Preussag Stahl AG, société de droit allemand, établie à Salzgitter (Allemagne),

Hoogovens Groep BV, société de droit néerlandais, établie à Ijmuiden (Pays-Bas),

représentées par Mes Jochim Sedemund et Frank Montag, avocats à Cologne et, en ce qui concerne Hoogovens Groep BV, par Me Eric Pijnacker Hordijk, avocat à Bruxelles, ayant élu domicile à Luxembourg en l'étude de Me Aloyse May, 31, Grand-rue,

parties requérantes,

contre

Commission des Communautés européennes, représentée par MM. Bernd Langeheine et Ben Smulders, membres du service juridique, en qualité d'agents, ayant élu domicile à Luxembourg auprès de M. Carlos Gómez de la Cruz, Centre Wagner, Kirchberg,

partie défenderesse,

soutenue par

Conseil de l'Union européenne, représenté par MM. Rüdiger Bandilla, directeur au service juridique, et Stephan Marquardt, administrateur au service juridique, en qualité d'agents, ayant élu domicile à Luxembourg auprès de M. Alessandro Morbilli, directeur général de la direction des affaires juridiques de la Banque européenne d'investissement, 100, boulevard Konrad Adenauer,

République italienne, représentée par M. Umberto Leanza, chef du service du contentieux diplomatique du ministère des Affaires étrangères, en qualité d'agent, assisté de M. Pier Giorgio Ferri, avvocato dello Stato, ayant élu domicile à Luxembourg au siège de l'ambassade d'Italie, 5, rue Marie-Adélaïde,

Ilva Laminati Piani SpA, société de droit italien, établie à Rome, représentée par Mes Aurelio Pappalardo, avocat au barreau de Trapani, et Massimo Merola, avocat au barreau de Rome, ayant élu domicile à Luxembourg en l'étude de Me Alain Lorang, 51, rue Albert 1er,

parties intervenantes,

ayant pour objet l'annulation de la décision 94/259/CECA de la Commission, du 12 avril 1994, concernant l'octroi par l'Italie d'aides d'État aux entreprises sidérurgiques du secteur public (groupe sidérurgique Ilva) (JO L 112, p. 64),

LE TRIBUNAL DE PREMIÈRE INSTANCE

DES COMMUNAUTÉS EUROPÉENNES (première chambre élargie),

composé de MM. A. Saggio, président, A. Kalogeropoulos, Mme V. Tiili, MM. A. Potocki et R. M. Moura Ramos, juges,

greffier: M. H. Jung,

vu la procédure écrite et à la suite de la procédure orale du 25 février 1997,

rend le présent

Arrêt

Cadre juridique

1.
    Le traité instituant la Communauté européenne du charbon et de l'acier (ci-après «traité») prohibe, en principe, les aides d'État à des entreprises sidérurgiques, en déclarant, en son article 4, sous c), incompatibles avec le marché commun du charbon et de l'acier et, en conséquence, interdites dans les conditions prévues audit traité, «les subventions ou aides accordées par les États ou les charges spéciales imposées par eux, sous quelque forme que ce soit».

2.
    L'article 95, premier et deuxième alinéas, du traité énonce: «Dans tous les cas non prévus au présent traité, dans lesquels une décision ou une recommandation de la Commission apparaît nécessaire pour réaliser dans le fonctionnement du marché commun du charbon et de l'acier et conformément aux dispositions de l'article 5 l'un des objets de la Communauté, tels qu'ils sont définis aux articles 2, 3 et 4, cette décision ou cette recommandation peut être prise sur avis conforme du Conseil, statuant à l'unanimité et après consultation du Comité consultatif CECA.

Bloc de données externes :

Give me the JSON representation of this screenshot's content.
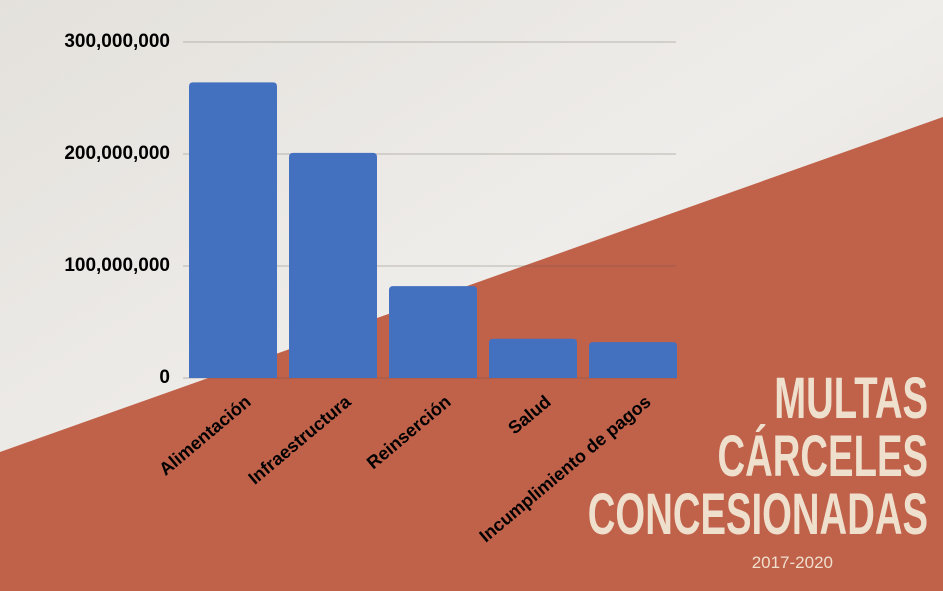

    La même décision ou recommandation, prise dans la même forme, détermine éventuellement les sanctions applicables.»

3.
    Afin de répondre aux exigences de la restructuration du secteur de la sidérurgie, la Commission s'est fondée sur les dispositions précitées de l'article 95 du traité pour mettre en place, à partir du début des années 80, un régime communautaire des aides autorisant l'octroi d'aides d'État à la sidérurgie dans certains cas limitativement énumérés. Ce régime a fait l'objet d'adaptations successives, en vue de faire face aux difficultés conjoncturelles de l'industrie sidérurgique. C'est ainsi que le code communautaire des aides à la sidérurgie en vigueur durant la période considérée dans la présente espèce est le cinquième de la série et a été instauré par la décision n° 3855/91/CECA de la Commission, du 27 novembre 1991, instituant des règles communautaires pour les aides à la sidérurgie (JO L 362, p. 57, ci-après «code des aides»). Il ressort de ses considérants qu'il institue, tout comme les codes précédents, un système communautaire destiné à couvrir des aides, spécifiques ou non, accordées par les États sous quelque forme que ce soit. Ce code n'autorise ni les aides au fonctionnement ni les aides à la restructuration, sauf lorsqu'il s'agit d'aides à la fermeture.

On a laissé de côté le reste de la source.